11am - 12 noon

Friday 30 January 2026

Democratising Sketch-based Vision Applications via Foundation Models

PhD Viva Open Presentation - Subhadeep Koley

Hybrid Meeting (21BA02 & Teams) - All Welcome!

Free

21BA02 - Arthur C Clarke building
University of Surrey
Guildford
Surrey
GU2 7XH

Democratising Sketch-based Vision Applications via Foundation Models

Abstract:

Sketches have served as a timeless medium for humans to express thoughts, communicate ideas, and capture fleeting inspirations, dating back to prehistoric times. Their intuitive nature often conveys concepts more effectively than words (e.g., moments when we instinctively reach for pen and paper to sketch-out a complex idea). As the field of computer vision evolves, recent advent of foundation models has significantly transformed the landscape. These models, trained on vast datasets, have demonstrated remarkable versatility across various visual tasks. However, the potential of these models remains largely untapped in the realm of sketch-based understanding. Making powerful foundation models more accessible can open up new possibilities for sketch-based tasks, such as generation, retrieval, and editing, and place the expressiveness of human sketches at the centre of AI-driven visual understanding. Building on this vision, the thesis delivers four key contributions, across two application domains, under one unifying theme of democratisation.

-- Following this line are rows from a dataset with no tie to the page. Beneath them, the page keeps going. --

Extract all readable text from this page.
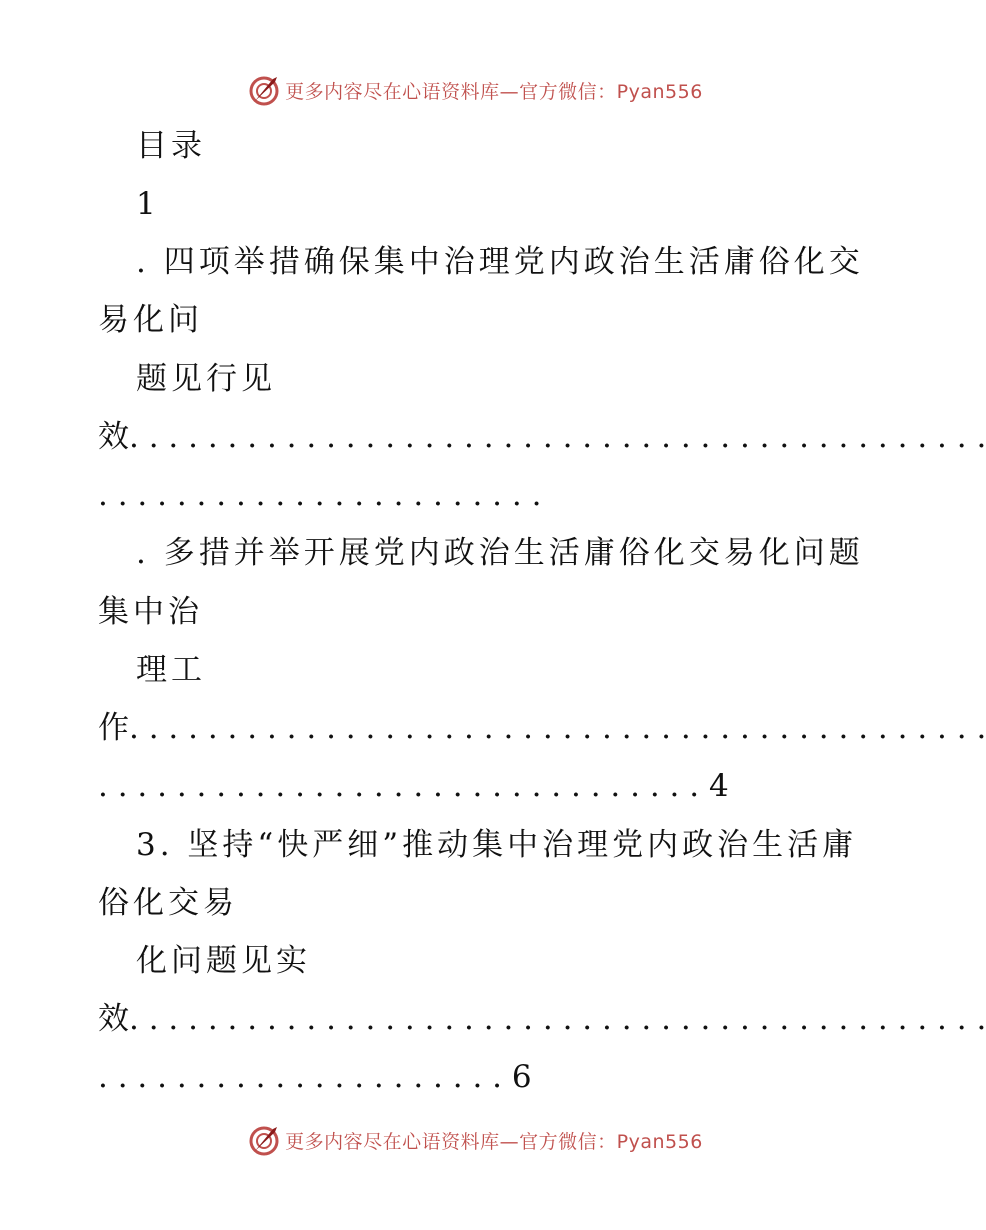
更多内容尽在心语资料库 —官方微信：Pyan556
目录
1
. 四项举措确保集中治理党内政治生活庸俗化交
易化问
题见行见
效. . . . . . . . . . . . . . . . . . . . . . . . . . . . . . . . . . . . . . . . . . . .
. . . . . . . . . . . . . . . . . . . . . . .
. 多措并举开展党内政治生活庸俗化交易化问题
集中治
理工
作. . . . . . . . . . . . . . . . . . . . . . . . . . . . . . . . . . . . . . . . . . . .
. . . . . . . . . . . . . . . . . . . . . . . . . . . . . . . 4
3. 坚持“快严细”推动集中治理党内政治生活庸
俗化交易
化问题见实
效. . . . . . . . . . . . . . . . . . . . . . . . . . . . . . . . . . . . . . . . . . . .
. . . . . . . . . . . . . . . . . . . . . 6
更多内容尽在心语资料库 —官方微信：Pyan556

The first chapter democratises sketch-based image retrieval (SBIR) by bridging the abstraction gap between abstract freehand sketches and pixel-perfect photos. We embed abstraction understanding into our system by introducing feature-level and retrieval granularity-level innovations, leveraging the knowledge-rich latent space of a pre-trained StyleGAN.

The second chapter further advances the democratisation of SBIR by introducing a universal zero-shot framework that leverages the latent potential of a pre-trained diffusion model, combined with prompt learning, to effectively handle unseen object categories during retrieval.

The third chapter extends the scope of democratisation to the domain of sketch-based image generation by introducing freehand sketch-conditioning into StyleGAN models on freehand sketches and lowering the usability barrier, enabling everyday users to transform their rough outlines into realistic images without the need for edgemap-like sketches drawn by skilled artists.

Finally, the fourth chapter further advances democratisation of multi-class image generation by incorporating practical sketch-control into diffusion models and removing the need for detailed textual prompts, thus enabling a sketch-only generation experience. Collectively, these contributions lay a foundation for accessible, sketch-centric workflows with foundation models, empowering users across skill levels to create visual content intuitively.